Le forme sono simili a quelle del Concept C, il prototipo dalle forme futuristiche che ha fatto tanto parlare di se proprio per il suo design molto di rottura e molto divisivo. Sottopelle c’è un telaio Space Frame in lega di alluminio nascosto da una carrozzeria in fibra di carbonio, frutto dell’impegno di Audi in Formula 1. Davvero spettacolari invece i giganteschi cerchi forgiati monodado che danno all’auto un importante impronta su strada, che avrebbe avuto anche con i cerchi in plastic da 16 pollici a mio avviso. A bordo non c’è nessun (inutile) display per il passeggero e tutti i comandi sono rivolti verso il conducente, proprio come erano le auto di una volta.
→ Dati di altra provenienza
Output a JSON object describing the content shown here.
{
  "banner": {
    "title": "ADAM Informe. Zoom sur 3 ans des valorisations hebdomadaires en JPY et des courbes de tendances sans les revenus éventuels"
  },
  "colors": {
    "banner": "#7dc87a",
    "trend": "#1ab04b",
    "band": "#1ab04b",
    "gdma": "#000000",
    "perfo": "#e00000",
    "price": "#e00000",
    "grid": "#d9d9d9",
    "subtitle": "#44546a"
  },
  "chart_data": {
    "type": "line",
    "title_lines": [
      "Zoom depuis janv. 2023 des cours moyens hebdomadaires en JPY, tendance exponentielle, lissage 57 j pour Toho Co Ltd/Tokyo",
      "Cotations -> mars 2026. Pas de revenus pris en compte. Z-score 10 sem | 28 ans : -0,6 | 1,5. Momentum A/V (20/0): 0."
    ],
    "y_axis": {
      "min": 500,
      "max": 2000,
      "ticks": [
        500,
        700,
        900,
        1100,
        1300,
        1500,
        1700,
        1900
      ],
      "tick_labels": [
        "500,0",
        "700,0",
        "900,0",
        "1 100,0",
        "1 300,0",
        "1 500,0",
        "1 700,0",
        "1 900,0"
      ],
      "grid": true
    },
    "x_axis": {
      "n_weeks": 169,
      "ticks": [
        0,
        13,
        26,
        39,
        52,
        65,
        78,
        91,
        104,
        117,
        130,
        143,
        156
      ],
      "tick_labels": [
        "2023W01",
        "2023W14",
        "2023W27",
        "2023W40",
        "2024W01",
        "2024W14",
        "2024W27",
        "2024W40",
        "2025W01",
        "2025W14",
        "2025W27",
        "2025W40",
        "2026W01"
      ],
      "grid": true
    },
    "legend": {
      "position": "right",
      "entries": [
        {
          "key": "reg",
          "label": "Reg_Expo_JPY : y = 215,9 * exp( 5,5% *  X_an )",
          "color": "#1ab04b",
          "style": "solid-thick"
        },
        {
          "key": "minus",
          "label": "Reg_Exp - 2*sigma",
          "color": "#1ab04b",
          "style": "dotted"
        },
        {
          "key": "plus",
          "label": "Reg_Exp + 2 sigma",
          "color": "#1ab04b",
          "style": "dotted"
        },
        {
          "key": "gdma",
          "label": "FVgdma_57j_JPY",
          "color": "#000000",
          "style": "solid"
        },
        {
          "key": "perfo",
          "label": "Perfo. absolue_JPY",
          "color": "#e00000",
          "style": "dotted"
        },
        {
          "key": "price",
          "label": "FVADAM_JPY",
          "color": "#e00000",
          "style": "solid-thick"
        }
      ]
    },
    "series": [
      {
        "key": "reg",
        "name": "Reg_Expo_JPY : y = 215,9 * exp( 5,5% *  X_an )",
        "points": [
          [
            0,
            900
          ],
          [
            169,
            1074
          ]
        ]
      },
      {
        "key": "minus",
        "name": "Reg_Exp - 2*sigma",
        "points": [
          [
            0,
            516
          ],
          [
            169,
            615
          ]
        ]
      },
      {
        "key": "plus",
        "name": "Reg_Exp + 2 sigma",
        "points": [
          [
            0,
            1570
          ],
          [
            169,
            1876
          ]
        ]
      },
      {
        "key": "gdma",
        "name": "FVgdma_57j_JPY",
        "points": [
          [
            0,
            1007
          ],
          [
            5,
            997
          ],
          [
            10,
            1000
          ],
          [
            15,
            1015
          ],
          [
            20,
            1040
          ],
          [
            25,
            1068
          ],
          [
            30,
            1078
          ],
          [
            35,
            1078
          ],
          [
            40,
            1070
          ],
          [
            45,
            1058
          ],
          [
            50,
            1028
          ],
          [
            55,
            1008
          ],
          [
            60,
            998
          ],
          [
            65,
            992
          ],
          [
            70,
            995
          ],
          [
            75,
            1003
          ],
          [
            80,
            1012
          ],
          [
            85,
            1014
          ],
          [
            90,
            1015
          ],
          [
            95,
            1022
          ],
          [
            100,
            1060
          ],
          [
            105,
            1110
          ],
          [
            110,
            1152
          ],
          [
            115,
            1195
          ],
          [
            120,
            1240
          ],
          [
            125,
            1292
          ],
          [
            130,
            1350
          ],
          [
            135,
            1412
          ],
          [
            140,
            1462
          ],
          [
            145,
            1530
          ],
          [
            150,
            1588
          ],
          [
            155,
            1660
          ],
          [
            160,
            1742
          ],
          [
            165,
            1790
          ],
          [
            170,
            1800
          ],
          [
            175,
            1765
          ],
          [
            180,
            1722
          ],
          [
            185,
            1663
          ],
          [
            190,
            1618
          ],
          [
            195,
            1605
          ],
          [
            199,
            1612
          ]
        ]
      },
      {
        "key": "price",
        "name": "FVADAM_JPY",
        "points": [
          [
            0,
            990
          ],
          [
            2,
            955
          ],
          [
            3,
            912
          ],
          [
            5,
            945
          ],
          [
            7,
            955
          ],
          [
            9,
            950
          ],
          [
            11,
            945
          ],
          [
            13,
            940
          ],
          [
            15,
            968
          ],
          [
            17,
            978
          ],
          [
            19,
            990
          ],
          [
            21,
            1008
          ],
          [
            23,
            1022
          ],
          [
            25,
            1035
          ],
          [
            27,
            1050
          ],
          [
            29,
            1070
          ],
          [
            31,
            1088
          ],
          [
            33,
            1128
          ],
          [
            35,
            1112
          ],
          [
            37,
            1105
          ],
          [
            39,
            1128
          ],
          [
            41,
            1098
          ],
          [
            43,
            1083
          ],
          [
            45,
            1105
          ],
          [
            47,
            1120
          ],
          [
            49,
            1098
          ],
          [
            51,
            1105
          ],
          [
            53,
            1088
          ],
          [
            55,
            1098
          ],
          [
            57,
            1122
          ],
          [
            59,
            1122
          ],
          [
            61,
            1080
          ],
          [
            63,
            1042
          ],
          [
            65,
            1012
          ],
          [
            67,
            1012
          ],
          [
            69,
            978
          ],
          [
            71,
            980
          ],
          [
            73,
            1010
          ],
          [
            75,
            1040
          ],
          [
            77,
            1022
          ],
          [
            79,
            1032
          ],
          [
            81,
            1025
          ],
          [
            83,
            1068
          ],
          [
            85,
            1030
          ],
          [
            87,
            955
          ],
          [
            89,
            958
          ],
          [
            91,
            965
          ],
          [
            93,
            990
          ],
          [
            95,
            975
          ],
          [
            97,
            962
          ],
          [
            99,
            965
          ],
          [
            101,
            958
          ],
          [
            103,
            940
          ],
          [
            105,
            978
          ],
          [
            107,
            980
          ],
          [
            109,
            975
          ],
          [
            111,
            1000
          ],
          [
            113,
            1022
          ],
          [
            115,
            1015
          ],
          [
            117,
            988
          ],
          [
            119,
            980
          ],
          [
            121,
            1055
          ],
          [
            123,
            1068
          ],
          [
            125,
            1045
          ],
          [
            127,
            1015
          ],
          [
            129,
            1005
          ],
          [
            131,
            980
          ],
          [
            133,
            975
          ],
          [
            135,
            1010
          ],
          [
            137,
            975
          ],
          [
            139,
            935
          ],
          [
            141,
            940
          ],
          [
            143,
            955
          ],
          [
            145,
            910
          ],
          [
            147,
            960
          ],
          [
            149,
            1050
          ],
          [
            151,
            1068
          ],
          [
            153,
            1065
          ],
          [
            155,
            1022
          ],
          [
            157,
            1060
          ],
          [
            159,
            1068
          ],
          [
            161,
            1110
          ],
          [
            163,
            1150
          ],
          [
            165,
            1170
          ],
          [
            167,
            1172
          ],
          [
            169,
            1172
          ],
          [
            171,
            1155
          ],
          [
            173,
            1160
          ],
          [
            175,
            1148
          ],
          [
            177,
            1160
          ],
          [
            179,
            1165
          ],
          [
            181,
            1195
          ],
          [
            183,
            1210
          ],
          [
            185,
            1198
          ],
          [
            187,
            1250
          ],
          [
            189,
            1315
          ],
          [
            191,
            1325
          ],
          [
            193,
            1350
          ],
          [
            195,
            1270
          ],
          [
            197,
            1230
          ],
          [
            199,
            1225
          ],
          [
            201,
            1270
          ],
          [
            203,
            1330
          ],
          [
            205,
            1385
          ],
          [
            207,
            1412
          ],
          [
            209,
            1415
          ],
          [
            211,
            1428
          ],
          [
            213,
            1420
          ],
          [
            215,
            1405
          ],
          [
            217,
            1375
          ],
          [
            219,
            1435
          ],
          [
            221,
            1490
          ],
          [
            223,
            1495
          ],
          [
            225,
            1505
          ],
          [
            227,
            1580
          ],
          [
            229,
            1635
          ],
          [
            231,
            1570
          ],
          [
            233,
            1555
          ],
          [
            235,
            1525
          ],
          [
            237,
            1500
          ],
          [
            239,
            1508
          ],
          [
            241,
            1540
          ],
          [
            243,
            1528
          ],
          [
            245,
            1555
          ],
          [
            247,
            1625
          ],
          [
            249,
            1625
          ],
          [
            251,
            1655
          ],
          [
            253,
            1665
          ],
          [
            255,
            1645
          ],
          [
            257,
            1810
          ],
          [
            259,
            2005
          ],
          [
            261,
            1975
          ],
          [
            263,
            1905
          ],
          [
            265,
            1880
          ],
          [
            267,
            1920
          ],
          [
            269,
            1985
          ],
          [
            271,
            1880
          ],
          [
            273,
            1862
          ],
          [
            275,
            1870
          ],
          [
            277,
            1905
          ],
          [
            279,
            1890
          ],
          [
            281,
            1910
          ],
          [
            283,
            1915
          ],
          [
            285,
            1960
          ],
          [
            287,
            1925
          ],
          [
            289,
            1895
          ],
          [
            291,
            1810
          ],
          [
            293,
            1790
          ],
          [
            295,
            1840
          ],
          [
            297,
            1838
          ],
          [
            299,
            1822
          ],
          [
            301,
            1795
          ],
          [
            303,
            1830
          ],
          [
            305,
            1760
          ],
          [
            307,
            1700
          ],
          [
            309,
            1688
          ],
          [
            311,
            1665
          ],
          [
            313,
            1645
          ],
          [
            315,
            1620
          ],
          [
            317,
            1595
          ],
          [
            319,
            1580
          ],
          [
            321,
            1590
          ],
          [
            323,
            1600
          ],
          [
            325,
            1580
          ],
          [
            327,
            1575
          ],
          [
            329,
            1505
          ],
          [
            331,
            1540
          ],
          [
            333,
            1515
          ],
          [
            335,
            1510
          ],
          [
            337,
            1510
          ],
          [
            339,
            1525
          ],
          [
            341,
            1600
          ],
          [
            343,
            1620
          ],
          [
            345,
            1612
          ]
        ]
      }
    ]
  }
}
L’attenzione maniacale per i dettagli la si può anche toccare con mano con le leve per la regolazione dei sedili che sono in fibra di carbonio per risparmiare peso. L’aerodinamica sfrutta appendici attive che ottimizzano e garantiscono in tutte le situazioni la massima aderenza e stabilità di guida con ogni elemento che svolge una funzione specifica. Le prese d’aria anteriori ad esempio, raffreddano i freni, il motore termico e componenti ibridi mentre l’alettone posteriore è adattivo e retrattile su tre posizioni: Closed, Low Downforce (LD) e High Downforce (HD).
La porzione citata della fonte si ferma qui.